- Cook Musfly

General information
- Type: Human-powered aircraft
- National origin: United Kingdom
- Manufacturer: David Cook
- Status: not flown, scrapped
- Number built: 1

= Cook Musfly =

1970s British two-seat human-powered aircraft

The Musfly was a British two-seat human-powered tailless aircraft built by David Cook in the 1970s.

== Background ==

Intended to win the Kremer prize, the Musfly was designed by David Cook and Neil Moran, who at the time were employees at Richard Garrett & Sons, at Leiston, in Suffolk. The aircraft was a wire-braced high-wing tailless monoplane.
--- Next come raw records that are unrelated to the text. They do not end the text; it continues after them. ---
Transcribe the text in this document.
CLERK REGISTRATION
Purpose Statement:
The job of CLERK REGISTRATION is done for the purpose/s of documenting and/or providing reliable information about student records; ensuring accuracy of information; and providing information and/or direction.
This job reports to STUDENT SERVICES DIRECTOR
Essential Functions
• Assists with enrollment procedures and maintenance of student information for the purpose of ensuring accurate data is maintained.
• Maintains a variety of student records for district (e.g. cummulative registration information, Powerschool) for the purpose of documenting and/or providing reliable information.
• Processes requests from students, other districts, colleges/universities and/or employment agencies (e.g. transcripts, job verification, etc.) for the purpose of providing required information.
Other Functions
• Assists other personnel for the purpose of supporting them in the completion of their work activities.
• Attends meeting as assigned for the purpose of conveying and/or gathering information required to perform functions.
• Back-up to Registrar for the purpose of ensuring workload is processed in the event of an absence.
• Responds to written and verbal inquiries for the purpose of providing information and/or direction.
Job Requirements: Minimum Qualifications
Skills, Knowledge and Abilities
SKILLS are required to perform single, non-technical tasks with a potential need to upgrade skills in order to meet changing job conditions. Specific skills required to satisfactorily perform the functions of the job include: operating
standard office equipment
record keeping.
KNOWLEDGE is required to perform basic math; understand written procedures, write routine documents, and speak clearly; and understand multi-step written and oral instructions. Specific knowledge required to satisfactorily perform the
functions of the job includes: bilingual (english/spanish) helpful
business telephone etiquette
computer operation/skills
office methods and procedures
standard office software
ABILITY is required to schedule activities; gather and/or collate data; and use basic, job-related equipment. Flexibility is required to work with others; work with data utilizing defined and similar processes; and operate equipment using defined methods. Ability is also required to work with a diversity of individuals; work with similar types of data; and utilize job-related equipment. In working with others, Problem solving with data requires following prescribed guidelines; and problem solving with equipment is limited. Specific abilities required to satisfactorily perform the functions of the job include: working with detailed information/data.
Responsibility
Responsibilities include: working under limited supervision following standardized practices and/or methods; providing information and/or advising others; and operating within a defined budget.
The wing planform was made up of a central constant-chord swept wing, with anhedral wing-tips. "Draggons" (upward deflecting ailerons) fitted to the wing-tips would provide lateral and directional control. Pitch control would be by weight shift, with the crewed capsule, suspended beneath the wing, being moved back and forth.

In the capsule, the two-person crew would operate treadles in order to power a pusher propeller, which was to be positioned slightly below and behind the wing. The pilot would operate leg treadles, while the second crew member would use both arm and leg treadles. It was believed this arrangement would generate more power, with longer power strokes, than would be possible with a conventional pedal arrangement. Moran believed that the Musfly would fly with the crew generating 0.8 hp (0.6 kW).

The aircraft was built by Cook, with assistance from co-designer Moran, Chris Tansley, Terry Aspinall, Bob Jelliff, Brian Pattenden, and others, with the primary airframe being completed by September 1977. Work on the aircraft continued till at least 1979, and was nearing completion when Cook lost use of the building that it was being housed in. That development prompted the end of the project, and the airframe was then scrapped.